Director – Maung Sun – 2020 – Burma – 98m
The progress of a first time film director from whose production money seems to flee like a four-legged animal – in cinemas as part of the BFI London Film Festival 2021 from Wednesday, October 6th
An hilarious opening confronts film director Wai Bhone (Okkar (Dat Khe)) with the man from the Burmese censorship office, a bureaucrat with little sense of storytelling beyond the prohibitive. Lots of people are smoking. Could he tone down that word to furthermucker? Cut down the drinking scenes. We cannot let criminals escape. What is the point of this film? Then there are street scenes bursting into colour. All of this makes it into the attractive trailer.

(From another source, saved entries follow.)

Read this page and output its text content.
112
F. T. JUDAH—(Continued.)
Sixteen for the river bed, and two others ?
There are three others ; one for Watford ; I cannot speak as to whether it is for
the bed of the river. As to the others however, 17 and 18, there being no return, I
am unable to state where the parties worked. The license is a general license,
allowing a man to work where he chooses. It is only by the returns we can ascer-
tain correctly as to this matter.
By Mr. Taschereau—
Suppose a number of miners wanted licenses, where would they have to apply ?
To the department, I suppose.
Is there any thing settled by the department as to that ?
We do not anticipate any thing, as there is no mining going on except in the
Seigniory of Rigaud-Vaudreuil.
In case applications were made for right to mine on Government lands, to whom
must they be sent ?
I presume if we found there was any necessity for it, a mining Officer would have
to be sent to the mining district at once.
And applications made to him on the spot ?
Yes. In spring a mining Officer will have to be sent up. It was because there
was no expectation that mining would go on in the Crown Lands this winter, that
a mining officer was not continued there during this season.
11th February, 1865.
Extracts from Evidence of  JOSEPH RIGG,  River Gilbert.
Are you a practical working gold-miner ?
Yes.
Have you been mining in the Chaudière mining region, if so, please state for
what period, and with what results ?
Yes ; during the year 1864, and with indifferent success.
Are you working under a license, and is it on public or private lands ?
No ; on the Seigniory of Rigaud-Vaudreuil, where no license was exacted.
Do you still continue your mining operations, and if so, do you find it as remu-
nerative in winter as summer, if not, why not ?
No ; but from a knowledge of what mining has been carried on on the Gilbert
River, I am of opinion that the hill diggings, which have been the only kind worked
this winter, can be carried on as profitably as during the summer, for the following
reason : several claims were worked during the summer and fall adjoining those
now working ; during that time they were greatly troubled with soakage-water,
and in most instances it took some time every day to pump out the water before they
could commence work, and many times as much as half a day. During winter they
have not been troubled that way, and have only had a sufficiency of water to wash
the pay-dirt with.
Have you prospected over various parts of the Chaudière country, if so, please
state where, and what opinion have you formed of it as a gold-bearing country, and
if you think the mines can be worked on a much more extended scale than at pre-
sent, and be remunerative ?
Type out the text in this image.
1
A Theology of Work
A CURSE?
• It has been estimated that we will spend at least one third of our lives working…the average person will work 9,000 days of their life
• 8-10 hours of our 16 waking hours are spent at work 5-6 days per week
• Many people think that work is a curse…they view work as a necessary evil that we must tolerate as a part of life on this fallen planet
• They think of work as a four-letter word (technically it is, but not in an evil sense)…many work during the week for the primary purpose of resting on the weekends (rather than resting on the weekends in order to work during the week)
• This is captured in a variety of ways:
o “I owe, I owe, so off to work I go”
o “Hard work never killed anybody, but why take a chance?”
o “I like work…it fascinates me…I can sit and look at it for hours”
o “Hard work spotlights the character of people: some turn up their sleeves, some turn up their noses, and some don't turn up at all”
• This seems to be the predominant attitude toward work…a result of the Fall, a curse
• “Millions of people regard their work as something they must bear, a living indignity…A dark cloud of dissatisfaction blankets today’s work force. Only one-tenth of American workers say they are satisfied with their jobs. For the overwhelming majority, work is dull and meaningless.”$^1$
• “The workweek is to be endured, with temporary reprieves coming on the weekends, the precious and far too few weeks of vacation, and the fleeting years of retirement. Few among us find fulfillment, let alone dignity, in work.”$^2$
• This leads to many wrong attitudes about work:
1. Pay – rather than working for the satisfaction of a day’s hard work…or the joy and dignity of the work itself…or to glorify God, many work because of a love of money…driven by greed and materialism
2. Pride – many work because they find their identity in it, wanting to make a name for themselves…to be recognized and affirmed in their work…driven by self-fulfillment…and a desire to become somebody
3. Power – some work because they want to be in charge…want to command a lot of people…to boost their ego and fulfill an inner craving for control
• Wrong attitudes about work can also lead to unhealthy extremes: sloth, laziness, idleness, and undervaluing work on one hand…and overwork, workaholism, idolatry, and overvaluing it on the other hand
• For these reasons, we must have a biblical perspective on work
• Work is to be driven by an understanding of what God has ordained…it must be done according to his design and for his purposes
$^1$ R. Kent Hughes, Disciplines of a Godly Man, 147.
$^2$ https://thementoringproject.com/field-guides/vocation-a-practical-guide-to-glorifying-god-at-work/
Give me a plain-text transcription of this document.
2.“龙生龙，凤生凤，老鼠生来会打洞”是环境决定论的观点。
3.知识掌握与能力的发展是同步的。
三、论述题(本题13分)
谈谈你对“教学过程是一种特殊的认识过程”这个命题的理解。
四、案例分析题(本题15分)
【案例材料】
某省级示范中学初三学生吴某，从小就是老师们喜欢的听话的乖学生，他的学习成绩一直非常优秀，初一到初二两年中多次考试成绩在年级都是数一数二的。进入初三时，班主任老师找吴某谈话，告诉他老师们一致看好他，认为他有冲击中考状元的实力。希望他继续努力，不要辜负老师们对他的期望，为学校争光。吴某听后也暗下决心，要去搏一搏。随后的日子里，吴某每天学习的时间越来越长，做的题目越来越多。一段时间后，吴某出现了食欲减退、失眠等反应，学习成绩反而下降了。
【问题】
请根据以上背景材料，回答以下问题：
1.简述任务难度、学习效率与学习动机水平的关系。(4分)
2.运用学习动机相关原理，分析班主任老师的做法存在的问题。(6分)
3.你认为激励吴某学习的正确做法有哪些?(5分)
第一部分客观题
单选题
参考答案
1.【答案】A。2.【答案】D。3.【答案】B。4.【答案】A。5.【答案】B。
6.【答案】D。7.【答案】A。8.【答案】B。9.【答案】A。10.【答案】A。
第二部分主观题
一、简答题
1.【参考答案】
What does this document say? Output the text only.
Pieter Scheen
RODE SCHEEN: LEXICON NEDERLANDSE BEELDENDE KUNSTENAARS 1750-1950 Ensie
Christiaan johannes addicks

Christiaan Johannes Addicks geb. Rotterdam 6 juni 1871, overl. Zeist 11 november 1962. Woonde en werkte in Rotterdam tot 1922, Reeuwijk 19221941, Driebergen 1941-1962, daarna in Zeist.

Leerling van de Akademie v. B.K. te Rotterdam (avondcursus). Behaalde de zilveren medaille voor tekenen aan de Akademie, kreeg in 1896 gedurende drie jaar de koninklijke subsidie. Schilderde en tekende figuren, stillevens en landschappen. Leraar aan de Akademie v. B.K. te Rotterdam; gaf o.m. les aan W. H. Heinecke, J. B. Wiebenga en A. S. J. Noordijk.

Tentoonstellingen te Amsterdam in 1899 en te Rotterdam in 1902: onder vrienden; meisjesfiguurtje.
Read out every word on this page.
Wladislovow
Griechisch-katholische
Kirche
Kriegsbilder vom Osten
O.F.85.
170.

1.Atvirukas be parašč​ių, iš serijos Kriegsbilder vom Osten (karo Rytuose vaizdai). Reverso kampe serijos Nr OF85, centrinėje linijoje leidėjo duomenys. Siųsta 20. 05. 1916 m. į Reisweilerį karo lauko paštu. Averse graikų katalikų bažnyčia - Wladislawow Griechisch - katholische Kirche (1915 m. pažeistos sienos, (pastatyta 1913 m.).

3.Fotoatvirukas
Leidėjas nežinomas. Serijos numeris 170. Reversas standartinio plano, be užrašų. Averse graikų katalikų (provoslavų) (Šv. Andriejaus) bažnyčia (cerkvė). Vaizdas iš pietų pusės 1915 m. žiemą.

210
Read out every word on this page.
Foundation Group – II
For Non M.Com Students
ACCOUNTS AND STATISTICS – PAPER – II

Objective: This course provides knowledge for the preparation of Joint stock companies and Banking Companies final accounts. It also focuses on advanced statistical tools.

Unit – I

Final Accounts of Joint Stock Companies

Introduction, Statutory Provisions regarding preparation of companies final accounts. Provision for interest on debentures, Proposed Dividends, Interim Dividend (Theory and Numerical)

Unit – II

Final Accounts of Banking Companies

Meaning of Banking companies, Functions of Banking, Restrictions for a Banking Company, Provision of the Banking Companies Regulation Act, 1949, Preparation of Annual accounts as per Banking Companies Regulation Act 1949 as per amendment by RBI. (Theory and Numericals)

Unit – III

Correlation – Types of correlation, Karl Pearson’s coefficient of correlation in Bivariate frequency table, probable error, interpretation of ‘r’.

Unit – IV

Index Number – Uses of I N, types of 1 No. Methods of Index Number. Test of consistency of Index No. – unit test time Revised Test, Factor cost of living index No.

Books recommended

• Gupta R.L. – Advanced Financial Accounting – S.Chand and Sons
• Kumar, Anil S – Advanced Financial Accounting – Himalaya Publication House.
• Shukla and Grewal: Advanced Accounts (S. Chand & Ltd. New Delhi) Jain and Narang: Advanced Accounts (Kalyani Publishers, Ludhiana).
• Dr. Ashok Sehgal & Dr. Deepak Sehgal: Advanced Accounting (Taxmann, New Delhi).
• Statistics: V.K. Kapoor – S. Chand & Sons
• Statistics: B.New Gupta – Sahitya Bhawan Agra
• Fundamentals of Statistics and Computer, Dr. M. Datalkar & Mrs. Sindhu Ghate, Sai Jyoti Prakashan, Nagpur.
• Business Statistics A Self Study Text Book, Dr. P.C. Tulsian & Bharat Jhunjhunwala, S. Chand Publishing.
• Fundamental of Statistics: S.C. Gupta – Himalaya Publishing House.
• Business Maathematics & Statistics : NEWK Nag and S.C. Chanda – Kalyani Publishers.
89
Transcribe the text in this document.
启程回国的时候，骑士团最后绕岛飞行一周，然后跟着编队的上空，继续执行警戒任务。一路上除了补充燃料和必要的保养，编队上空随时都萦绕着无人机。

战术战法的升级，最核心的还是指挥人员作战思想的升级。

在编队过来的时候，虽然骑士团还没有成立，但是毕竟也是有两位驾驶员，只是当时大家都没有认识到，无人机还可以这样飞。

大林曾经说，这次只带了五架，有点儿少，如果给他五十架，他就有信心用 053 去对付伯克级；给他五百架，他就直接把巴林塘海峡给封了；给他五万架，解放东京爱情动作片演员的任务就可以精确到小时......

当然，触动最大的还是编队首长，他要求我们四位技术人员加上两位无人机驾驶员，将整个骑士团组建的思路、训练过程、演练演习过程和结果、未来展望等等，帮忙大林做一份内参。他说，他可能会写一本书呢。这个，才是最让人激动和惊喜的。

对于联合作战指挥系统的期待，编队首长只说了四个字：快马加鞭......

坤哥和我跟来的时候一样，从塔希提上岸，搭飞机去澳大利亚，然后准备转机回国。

On the set of his film, Wai is confronted by an actress who hasn’t learned her lines properly, so she’s reading them off her hand. Then there’s a location where a guard hasn’t turned up with the key to admit him and his crew. So he climbs over the wall with the camera only to get shut down by another guard. And his overly careless brother-in-law Zaw Wyint (Ko Thu) talks him into letting him appear in the film only to damage the camera when Zaw gets overenthusiastic about shooting a stunt.
This gets him into trouble with his money-grubbing producer. Who is far more interested in sleeping with the leading actress.
Bhone’s wife Seazir (Khin Khin Hsu), meanwhile, is struggling to pay the rent on his pitiful earnings and loses her job at the local bank when there’s a run on its money. Seeing an opportunity to dig themselves out of a financial hole, Wai and Zaw rob the bank, but Zaw hits a bank employee a little too hard on the head and there’s a lot of blood. Later, an accident leaves him with memory loss and he can’t remember where he his the bag of money.
All the elements are here for a really strong comedy caper, while the narrative and characters are believable enough. The story suggests a culture where everyone is struggling to get ahead while those at the top of the pile are raking in the money at the expense of everyone else, though it’s hard to tell whether that’s anything more than an homage to crime movies.
However, neither script nor shooting are as inventive as they might be and the film never rises above the average. One incidental moment in it is truly captivating though – when Seazir on her balcony buys a bag of Hot Boiled Pea from a street seller and winches it up on a little hook.
Money Has Four Legs is out in cinemas in the UK as part of the BFI London Film Festival 2021 from Wednesday, October 6th.